First off, I want to thank the authors - Bennett, Mack, and Beyer – come to mind, who continually post in the face of sometimes withering reactions from some readers. I know of no other forum that enables such a wonderful give-and-take between writers and readers as this one. It’s a wonderful and rare opportunity to actually discuss an author’s work with the author. If I was a writer I doubt that I would be so brave. So hats off to you all. I suppose that the common denominator is that we are all fans of Startrek (in its various guises).
So, having got the congratulations out of the way, here’s the reason for my post: I’ve now read Destiny: Gods of Night, but while waiting for it I re-read all the other TNG relaunch books and I see a common theme re: Picard and the Borg and how that appears to be playing out in the trilogy, so far.
In BD, we’ve got several scenes that seem to prefigure the trilogy: “destiny” being one of them, with Picard thinking: Why? Why was he still here when so many others who were just as worthy as he had passed on before him?
Well, maybe it just hadn’t been his time yet.
"Destiny.” The word floated back to him, unbidden. If “his time” was something that could generally be pinpointed, then he’d been wrong. No matter what he did, he really was part of some grand game, a mere piece to be played rather than a player.
And the scene earlier where Janeway states in her log:
"…I have to see it for myself. Have to see the cube that so daunting, so commanding, so…formidable that Jean-Luc Picard was willing to throw away his entire Starfleet career. See with my own eyes the site of the final battle where Picard risked his ship, his life, his very soull.
Do the Borg have souls?
What an odd question….
Still if there is a soul, what becomes of it once one is assimilated? Is it transmuted, polluted? Is it stolen away, never to return? Doubtful. Seven of Nine and Picard have been there and returned. Although perhaps – she looked thoughtful – perhaps that’s the question that follows them, although I doubt they’d ever articulate it.”
Then there’s Janeway considering whether to bring J-LP to a court-martial hearing: Then we come to the question of state of mind.
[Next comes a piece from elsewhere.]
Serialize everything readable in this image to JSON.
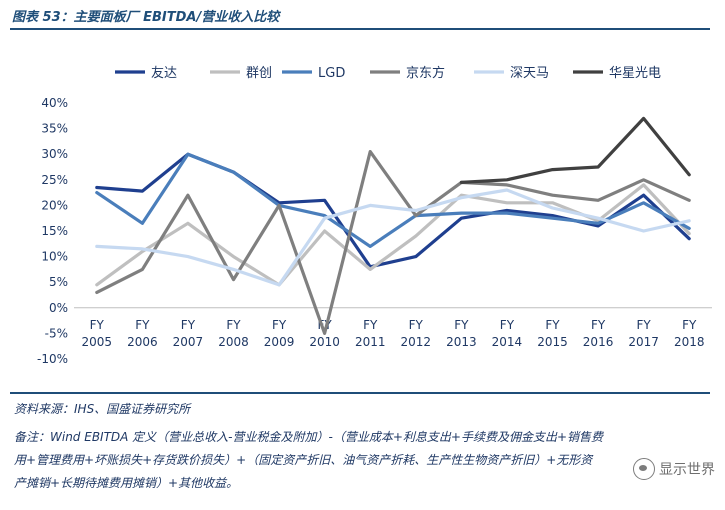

Picard insisted that he was connected to the Borg hive mind and simply ‘knew’ that the Borg were active and in the process of creating a new queen. The argument could be made that his ‘compulsion’ to get to the Borg as quickly as possible was biologically based, and thus he was functioning under diminished responsibility. Or maybe…
Once again she lapsed into silence, but before the computer could prompt her, she said so softly that it was almost inaudible,…maybe he was just trying to save his soul.”
And of course there’s THAT strange moment in BD on Vulcan with - Lady Q? – Soco, Perrin’s friend – “This one,” she said [meaning Picard], “has the aura of doom upon him. … I am saying that there is an event of doom that is impending, and he will not be able to stave it off, try as he might. Nothing he does can change that.” Almost as an afterthought, she turned her gaze to Picard and sounded slightly apologetic as she said: “I am sorry for your loss. For what you have suffered and what will be coming.”
And the final page of the GTTS: “For a moment, Picard had dared to hope. He and Beverly had started their family. And less than a month later, the Borg began their blitzkrieg into Federation space.
You should’ve known. You’ve always known.”